As everybody we love stats. We use Google Analytics for monitoring number of full text downloads. This was implemented in two stages. Core code was modified to produce link which would trigger GA counting when clicked. A special profile was set in GA. The PDF url has department information so it is easy to produce stats against individual department.
It was our aspiration to be a member of EthOS project. We registered our service very early to be harvested by OAI-PMH protocol. We also modified out of the box UKETD-DC plugin to provide additional information most notably thesis embargo. Recently we participate in the EthOS workshop to share our knowledge and experience.
Through the Britihs Library EthOS project more than 1000 thesis has been digitised on demand by users. We would like to upload those PDF file back to our service. We developed simple command line client which talks with EthOS WS API. Subsequently all files has been mass uploaded to Durham E-Theses.
http://etheses.dur.ac.uk/cgi/oai2?verb=ListRecords&from=2012-07-05T22:16:45Z&metadataPrefix=uketd_dc http://etheses.dur.ac.uk/cgi/oai2?verb=ListRecords&from=2012-07-05T22:16:45Z&metadataPrefix=oai_dc – will display Epid:1530 Modification include: - Adding new fields into EPrints data model - eprinds_field.pl, workflow, phrases. - Adding conditional OAI matadata format filter ( metadataPrefix=uketd_dc ) in oai.pl configuration file - Adding metadata format filter support in /cgi/oai2 script In order to protectively avoid record duplication by EthOS reharvesting we extended editorial data model and added EthOS persisted ID and simple control whether the record should be excluded from EthOS /UKETD-DC harvesting process. We have modified OAI-PMH core plugin to filter EThOS records.
One of our major technical concern was related that the fact that occasionally wrong character encoding could introduced in metadat. This look rather unpleasant and can spoil user experience. Recently we adopted a radical solution and we have converted whole internal database to be UTF-8 compliant and we have updated Eprints database connector.

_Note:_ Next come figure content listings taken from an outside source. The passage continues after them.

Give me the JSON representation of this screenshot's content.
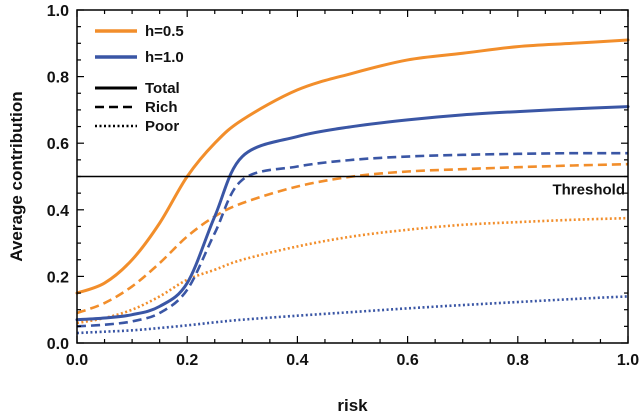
{
  "chart_data": {
    "type": "line",
    "title": "",
    "xlabel": "risk",
    "ylabel": "Average contribution",
    "xlim": [
      0.0,
      1.0
    ],
    "ylim": [
      0.0,
      1.0
    ],
    "xticks": [
      "0.0",
      "0.2",
      "0.4",
      "0.6",
      "0.8",
      "1.0"
    ],
    "yticks": [
      "0.0",
      "0.2",
      "0.4",
      "0.6",
      "0.8",
      "1.0"
    ],
    "grid": false,
    "legend_position": "top-left",
    "colors": {
      "h05": "#f28e2b",
      "h10": "#3a56a5",
      "threshold": "#000000"
    },
    "legend": {
      "colors": [
        {
          "label": "h=0.5",
          "color": "#f28e2b"
        },
        {
          "label": "h=1.0",
          "color": "#3a56a5"
        }
      ],
      "styles": [
        {
          "label": "Total",
          "dash": "solid"
        },
        {
          "label": "Rich",
          "dash": "dashed"
        },
        {
          "label": "Poor",
          "dash": "dotted"
        }
      ]
    },
    "threshold": {
      "value": 0.5,
      "label": "Threshold"
    },
    "x": [
      0.0,
      0.05,
      0.1,
      0.15,
      0.2,
      0.25,
      0.3,
      0.4,
      0.5,
      0.6,
      0.7,
      0.8,
      0.9,
      1.0
    ],
    "series": [
      {
        "h": "h=0.5",
        "group": "Total",
        "dash": "solid",
        "color": "#f28e2b",
        "values": [
          0.15,
          0.18,
          0.25,
          0.36,
          0.5,
          0.6,
          0.67,
          0.76,
          0.81,
          0.85,
          0.87,
          0.89,
          0.9,
          0.91
        ]
      },
      {
        "h": "h=0.5",
        "group": "Rich",
        "dash": "dashed",
        "color": "#f28e2b",
        "values": [
          0.09,
          0.12,
          0.17,
          0.24,
          0.32,
          0.38,
          0.42,
          0.47,
          0.5,
          0.515,
          0.522,
          0.528,
          0.533,
          0.537
        ]
      },
      {
        "h": "h=0.5",
        "group": "Poor",
        "dash": "dotted",
        "color": "#f28e2b",
        "values": [
          0.06,
          0.075,
          0.1,
          0.14,
          0.19,
          0.22,
          0.25,
          0.29,
          0.32,
          0.34,
          0.355,
          0.363,
          0.37,
          0.375
        ]
      },
      {
        "h": "h=1.0",
        "group": "Total",
        "dash": "solid",
        "color": "#3a56a5",
        "values": [
          0.07,
          0.075,
          0.085,
          0.11,
          0.18,
          0.38,
          0.56,
          0.62,
          0.65,
          0.67,
          0.685,
          0.695,
          0.703,
          0.71
        ]
      },
      {
        "h": "h=1.0",
        "group": "Rich",
        "dash": "dashed",
        "color": "#3a56a5",
        "values": [
          0.05,
          0.055,
          0.065,
          0.09,
          0.16,
          0.33,
          0.49,
          0.53,
          0.55,
          0.56,
          0.565,
          0.568,
          0.57,
          0.57
        ]
      },
      {
        "h": "h=1.0",
        "group": "Poor",
        "dash": "dotted",
        "color": "#3a56a5",
        "values": [
          0.03,
          0.034,
          0.038,
          0.045,
          0.053,
          0.062,
          0.07,
          0.082,
          0.093,
          0.104,
          0.114,
          0.123,
          0.132,
          0.14
        ]
      }
    ]
  }
}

In our default implementation we assumed that copyright of the theses would retain within the user. This was unnecessary conservative approach which did not encouraged our students to explore CC licences. So we were very glad, once approached by students to implement specific CC with particular jurisdiction. We updated wording and CC version to support 3 jurisdiction England & Wales, world and USA.

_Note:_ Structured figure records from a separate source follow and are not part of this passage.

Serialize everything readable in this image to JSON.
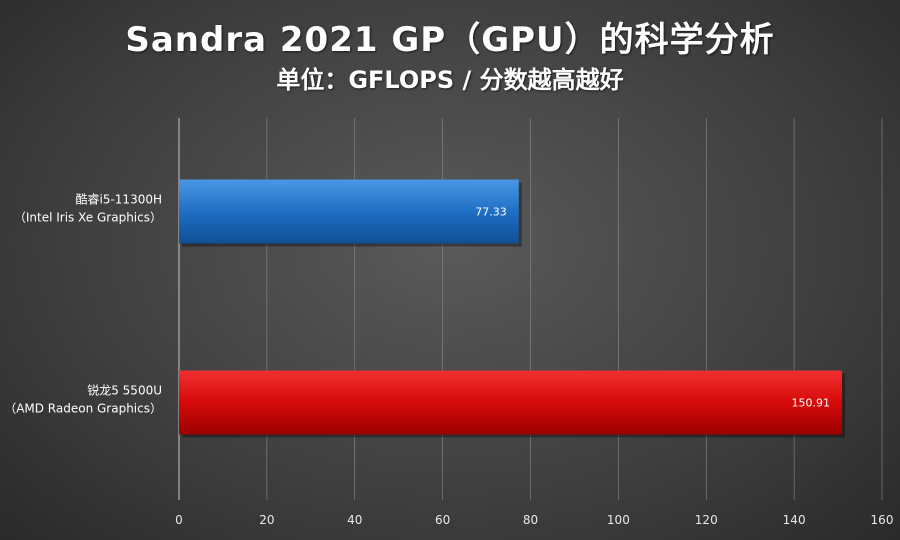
{
  "header": {
    "title": "Sandra 2021 GP（GPU）的科学分析",
    "subtitle": "单位：GFLOPS / 分数越高越好"
  },
  "chart_data": {
    "type": "bar",
    "orientation": "horizontal",
    "title": "Sandra 2021 GP（GPU）的科学分析",
    "subtitle": "单位：GFLOPS / 分数越高越好",
    "categories": [
      [
        "酷睿i5-11300H",
        "（Intel Iris Xe Graphics）"
      ],
      [
        "锐龙5 5500U",
        "（AMD Radeon Graphics）"
      ]
    ],
    "values": [
      77.33,
      150.91
    ],
    "data_labels": [
      "77.33",
      "150.91"
    ],
    "bar_colors": [
      "#1f6fc4",
      "#d60a0a"
    ],
    "xlim": [
      0,
      160
    ],
    "xticks": [
      0,
      20,
      40,
      60,
      80,
      100,
      120,
      140,
      160
    ],
    "grid": true,
    "legend": "none"
  },
  "colors": {
    "background": "#3f3f3f",
    "gridline": "#8a8a8a",
    "text": "#ffffff"
  }
}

And than we realized, that once we have a work licensed under CC we need to clearly state this not only on the abstract page but also in automated harvest as well as cover pages.

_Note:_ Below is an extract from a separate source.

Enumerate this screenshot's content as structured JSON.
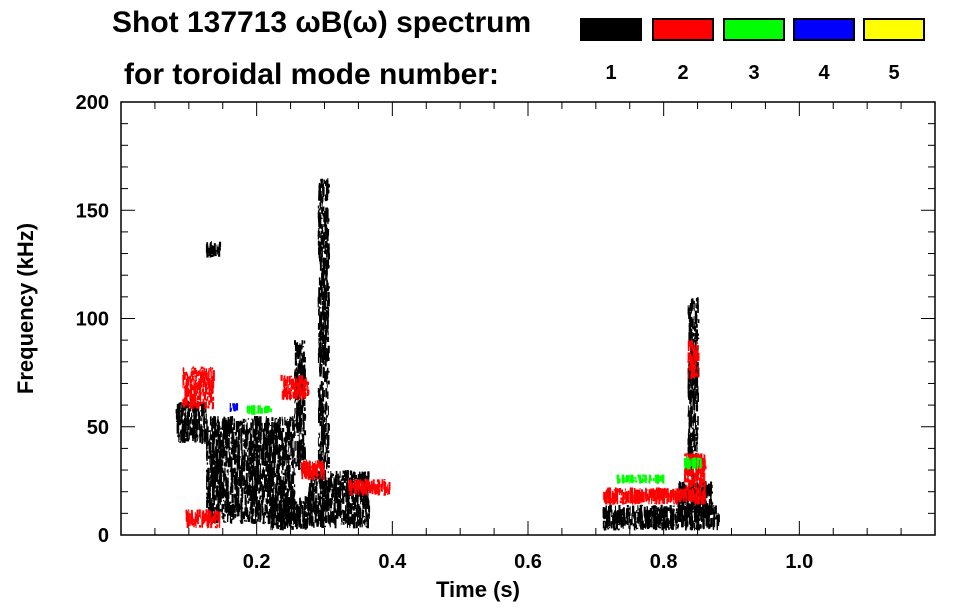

Durham E-Theses is a younger sister of Durham Research Online service. One of our later goal was to unify those two repositories by providing single search box for the external users. We use Google Custom Search with bespoken search result. Durham E-Theses results are presented under Theses tab.
In the last year we started local project to digitised our stock of 10k paper theses. Some of those theses comes with supplementary material which is also beeing digitised. Similar to the BL we implemented robust take down policy on the author request.
Currently we are in the process to implement the EU cookies law. It is rather murky area with not clear interpretation which cookies are essential thus required by service. With additional google services we fill like running in the night without light and clear course to follow.
We also introduce permanent “dark” storage based on deletion state. We have not anticipate that users would like to deposit encrypted PDFs or multimedia files.